Течение времени было остановлено.
— Мистер Чегони, вы очень талантливый человек! Я благодарен Вам за столь чудесное произведение.
Угрюмая маска подлеца была разрушена. Теперь я видел другого человека, который светился изнутри. По-видимому, по той же причине, что и я. Чегони смог подарить частичку радости.
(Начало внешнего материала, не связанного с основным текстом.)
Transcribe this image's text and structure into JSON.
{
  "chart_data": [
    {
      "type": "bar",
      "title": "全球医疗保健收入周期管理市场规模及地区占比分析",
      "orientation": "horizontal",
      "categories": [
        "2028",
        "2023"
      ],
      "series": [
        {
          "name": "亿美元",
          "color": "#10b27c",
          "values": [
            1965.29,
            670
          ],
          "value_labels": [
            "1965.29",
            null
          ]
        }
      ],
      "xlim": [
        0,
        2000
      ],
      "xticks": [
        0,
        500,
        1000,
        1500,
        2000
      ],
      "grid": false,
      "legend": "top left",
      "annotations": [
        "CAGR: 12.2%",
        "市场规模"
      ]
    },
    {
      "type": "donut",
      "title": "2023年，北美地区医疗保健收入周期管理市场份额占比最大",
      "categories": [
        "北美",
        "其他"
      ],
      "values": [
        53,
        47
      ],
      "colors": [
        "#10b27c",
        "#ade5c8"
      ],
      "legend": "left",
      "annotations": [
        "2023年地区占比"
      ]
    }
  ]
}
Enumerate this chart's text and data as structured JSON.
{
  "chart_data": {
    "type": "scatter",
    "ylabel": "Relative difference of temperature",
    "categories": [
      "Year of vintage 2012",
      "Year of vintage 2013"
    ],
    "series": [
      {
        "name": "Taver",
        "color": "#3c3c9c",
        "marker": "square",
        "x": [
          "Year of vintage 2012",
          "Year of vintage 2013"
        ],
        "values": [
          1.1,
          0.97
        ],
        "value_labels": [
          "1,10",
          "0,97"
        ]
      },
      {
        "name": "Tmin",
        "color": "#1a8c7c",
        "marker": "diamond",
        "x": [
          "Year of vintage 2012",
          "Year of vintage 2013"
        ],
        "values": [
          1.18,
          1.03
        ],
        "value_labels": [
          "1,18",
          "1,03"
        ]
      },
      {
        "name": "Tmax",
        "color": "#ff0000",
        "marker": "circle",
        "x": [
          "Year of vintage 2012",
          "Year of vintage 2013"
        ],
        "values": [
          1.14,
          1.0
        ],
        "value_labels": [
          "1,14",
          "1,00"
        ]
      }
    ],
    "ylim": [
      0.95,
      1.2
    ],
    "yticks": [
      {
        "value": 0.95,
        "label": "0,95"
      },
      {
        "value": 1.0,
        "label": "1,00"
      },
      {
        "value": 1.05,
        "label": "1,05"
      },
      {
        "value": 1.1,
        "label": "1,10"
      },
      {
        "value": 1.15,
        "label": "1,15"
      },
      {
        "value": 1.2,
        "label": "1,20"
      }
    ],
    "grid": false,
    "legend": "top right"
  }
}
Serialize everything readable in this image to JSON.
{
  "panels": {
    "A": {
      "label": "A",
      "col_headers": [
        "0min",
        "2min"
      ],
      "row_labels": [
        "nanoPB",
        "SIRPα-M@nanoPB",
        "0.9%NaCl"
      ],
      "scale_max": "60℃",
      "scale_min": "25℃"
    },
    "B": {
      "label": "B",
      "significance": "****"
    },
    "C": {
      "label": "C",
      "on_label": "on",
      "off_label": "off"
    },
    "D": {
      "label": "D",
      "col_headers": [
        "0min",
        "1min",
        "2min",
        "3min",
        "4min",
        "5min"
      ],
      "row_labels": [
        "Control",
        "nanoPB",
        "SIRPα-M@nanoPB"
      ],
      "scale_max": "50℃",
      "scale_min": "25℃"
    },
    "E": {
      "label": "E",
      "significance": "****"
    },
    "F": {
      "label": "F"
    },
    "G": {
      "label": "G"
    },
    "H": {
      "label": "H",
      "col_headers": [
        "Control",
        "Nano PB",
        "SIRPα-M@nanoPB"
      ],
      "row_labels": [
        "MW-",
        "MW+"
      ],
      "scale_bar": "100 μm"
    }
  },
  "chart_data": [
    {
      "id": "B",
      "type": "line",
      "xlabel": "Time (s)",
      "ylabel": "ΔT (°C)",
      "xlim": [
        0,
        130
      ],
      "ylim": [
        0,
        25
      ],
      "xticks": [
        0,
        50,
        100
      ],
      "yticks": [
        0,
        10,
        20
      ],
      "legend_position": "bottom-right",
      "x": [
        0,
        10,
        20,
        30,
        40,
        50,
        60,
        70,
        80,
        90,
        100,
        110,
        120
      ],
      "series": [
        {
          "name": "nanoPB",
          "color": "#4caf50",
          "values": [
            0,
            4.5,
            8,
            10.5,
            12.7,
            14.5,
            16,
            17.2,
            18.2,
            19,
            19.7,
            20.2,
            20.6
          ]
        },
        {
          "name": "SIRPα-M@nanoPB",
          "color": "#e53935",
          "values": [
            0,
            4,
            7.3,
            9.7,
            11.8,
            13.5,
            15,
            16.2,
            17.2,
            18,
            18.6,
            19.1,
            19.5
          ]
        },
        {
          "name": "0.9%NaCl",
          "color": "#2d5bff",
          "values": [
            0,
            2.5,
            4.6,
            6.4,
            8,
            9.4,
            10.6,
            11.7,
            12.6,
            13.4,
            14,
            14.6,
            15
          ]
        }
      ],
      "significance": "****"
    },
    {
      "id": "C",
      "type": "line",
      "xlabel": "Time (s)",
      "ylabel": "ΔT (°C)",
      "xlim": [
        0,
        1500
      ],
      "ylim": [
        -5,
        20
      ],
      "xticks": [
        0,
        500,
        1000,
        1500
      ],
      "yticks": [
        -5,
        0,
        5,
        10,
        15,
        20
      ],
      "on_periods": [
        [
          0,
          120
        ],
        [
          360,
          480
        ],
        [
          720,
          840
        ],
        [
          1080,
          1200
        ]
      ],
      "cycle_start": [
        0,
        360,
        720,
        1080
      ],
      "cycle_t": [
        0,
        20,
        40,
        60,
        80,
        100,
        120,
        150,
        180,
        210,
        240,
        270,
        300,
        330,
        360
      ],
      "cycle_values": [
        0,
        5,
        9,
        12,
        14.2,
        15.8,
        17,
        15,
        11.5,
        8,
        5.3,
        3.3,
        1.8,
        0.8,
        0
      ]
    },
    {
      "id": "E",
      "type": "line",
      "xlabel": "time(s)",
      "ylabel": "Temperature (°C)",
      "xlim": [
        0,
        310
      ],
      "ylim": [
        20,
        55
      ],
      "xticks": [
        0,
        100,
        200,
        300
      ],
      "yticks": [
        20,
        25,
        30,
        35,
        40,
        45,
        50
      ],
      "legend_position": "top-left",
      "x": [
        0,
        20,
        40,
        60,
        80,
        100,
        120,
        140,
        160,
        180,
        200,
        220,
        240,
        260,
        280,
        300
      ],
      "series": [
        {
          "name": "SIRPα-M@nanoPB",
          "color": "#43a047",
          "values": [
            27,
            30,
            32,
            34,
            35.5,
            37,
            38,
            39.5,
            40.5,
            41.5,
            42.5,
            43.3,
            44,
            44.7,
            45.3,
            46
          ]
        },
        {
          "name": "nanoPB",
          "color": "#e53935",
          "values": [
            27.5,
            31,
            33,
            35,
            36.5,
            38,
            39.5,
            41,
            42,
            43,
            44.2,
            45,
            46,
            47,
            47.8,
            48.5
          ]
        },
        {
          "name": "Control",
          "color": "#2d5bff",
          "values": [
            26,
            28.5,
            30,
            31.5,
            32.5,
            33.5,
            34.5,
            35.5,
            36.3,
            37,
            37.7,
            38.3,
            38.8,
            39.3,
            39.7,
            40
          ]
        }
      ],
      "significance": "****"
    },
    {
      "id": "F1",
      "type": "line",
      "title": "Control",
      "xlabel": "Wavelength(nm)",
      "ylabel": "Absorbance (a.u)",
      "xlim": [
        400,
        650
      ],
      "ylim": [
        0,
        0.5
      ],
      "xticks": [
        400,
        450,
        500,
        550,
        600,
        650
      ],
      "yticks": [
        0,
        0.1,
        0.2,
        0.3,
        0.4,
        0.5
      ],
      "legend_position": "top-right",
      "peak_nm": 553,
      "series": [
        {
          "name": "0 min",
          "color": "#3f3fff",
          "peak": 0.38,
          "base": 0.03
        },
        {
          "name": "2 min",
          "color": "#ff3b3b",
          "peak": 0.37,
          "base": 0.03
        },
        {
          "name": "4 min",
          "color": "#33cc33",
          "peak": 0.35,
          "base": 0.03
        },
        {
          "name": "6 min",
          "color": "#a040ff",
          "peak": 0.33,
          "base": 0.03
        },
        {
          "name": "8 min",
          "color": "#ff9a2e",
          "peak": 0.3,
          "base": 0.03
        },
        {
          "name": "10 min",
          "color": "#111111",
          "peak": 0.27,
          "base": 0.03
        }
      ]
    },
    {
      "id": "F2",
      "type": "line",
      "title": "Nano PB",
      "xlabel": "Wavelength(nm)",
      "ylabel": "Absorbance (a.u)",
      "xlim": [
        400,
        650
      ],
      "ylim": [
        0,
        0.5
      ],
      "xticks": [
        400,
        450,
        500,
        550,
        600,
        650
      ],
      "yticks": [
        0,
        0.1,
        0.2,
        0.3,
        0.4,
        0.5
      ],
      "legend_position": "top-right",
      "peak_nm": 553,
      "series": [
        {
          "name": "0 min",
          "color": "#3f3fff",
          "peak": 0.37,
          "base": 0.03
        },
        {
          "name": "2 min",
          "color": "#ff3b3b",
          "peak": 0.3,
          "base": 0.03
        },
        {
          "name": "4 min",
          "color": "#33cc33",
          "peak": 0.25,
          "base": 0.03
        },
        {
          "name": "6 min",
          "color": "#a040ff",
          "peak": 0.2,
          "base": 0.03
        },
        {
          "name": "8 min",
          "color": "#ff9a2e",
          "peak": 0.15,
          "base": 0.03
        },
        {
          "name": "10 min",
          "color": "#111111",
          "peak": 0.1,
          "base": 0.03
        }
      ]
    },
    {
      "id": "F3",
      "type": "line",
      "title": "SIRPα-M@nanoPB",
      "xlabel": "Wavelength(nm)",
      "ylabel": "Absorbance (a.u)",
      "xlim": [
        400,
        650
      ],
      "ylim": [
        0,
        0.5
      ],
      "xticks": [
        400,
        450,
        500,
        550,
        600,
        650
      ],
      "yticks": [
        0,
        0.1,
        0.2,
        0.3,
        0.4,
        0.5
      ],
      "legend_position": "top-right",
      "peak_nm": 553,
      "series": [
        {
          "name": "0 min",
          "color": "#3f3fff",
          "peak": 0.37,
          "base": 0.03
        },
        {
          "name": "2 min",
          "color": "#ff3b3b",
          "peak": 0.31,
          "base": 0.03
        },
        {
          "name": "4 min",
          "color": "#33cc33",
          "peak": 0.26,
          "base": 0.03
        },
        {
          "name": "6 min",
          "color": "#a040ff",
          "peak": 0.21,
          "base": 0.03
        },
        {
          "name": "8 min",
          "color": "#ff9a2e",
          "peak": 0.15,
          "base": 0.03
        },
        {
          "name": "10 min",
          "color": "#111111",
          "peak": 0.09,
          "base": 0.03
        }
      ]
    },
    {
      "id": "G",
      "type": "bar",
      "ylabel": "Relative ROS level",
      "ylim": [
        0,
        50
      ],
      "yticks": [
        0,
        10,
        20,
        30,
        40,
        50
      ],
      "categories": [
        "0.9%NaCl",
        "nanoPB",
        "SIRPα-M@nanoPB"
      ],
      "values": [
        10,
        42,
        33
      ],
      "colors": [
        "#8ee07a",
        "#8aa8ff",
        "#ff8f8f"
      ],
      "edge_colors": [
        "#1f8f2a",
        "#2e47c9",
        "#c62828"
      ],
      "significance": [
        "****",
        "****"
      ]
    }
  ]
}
Даже грубый, презирающий людей подвальчик стал представляться мне улыбчивым, загадочным местом, где рождается творчество.
— Шаду, я настаиваю, чтобы ты взял этот багет безвозмездно! И не спорь! Передай мои лучшие пожелания Деданжу!
Я крепко пожал руку мастеру, по-идиотски улыбаясь во весь рот. Пожелал всего хорошего и уже со знакомым мне чувством окрыленности выпорхнул из багетной мастерской «Палитра чувств».
Я продолжал путешествие, размышляя о прошлом и настоящем. Для человека, пробужденного ото сна, в этой жизни не существует случайностей. Каждый день — это урок, каждый человек — учитель. Если ты доверяешь и благодаришь путеводную звезду за освещение троп, то она продолжает развеивать мрак. Она огорчается, когда тебя одолевают сомнение и недоверие. Она отворачивается, когда ты неблагодарно утрачиваешь веру.
На другом конце города меня с нетерпением ждал мальчик, который с первых же секунд стал для меня символом той самой непоколебимой веры. Дети мудрее нас, дети смелее. Они не просчитывают пути к отступлению в своей голове, бездействуя. Дети исследуют. Обжигаются, набивают шишки, получают ссадины, но продолжают непоколебимо плыть в неизвестном направлении, в надежде наткнуться на новые земли. Но многих из них поджидает ловушка под названием «взросление», в которую их загоняют такие же, когда-то бывшие дети. «Бывшие» кричат об ужасах, которые поджидают на жизненном пути. Предлагают спасение за самую малость — частичку души. Кем был придуман конвейер, который столь жестоко, под фанеру вытачивает людей? Как мы превращаемся, сами того не замечая, в столь малодушных, прямолинейных созданий, которые обитают между полным надежд детством и разбитой сожалениями старостью? Многие теряют бесценный компас, которому просто нужно терпеливо следовать.
Ко мне навстречу с распростертыми объятиями мчался Ромаль. Ни капли сомнения, ни единого шанса на поражение — вот что отражалось на его лице.
— Шаду, я с самого утра высматриваю тебя в окно. Даже на обед не пошел!
— Я бежал к тебе со всех ног, мой друг!
— У тебя получилось? Я уверен, что по-другому быть не может!
— Вот, — я протянул компас и с неестественной важностью сказал, — мастер все починил, и приказал мне как можно быстрее тебе его доставить.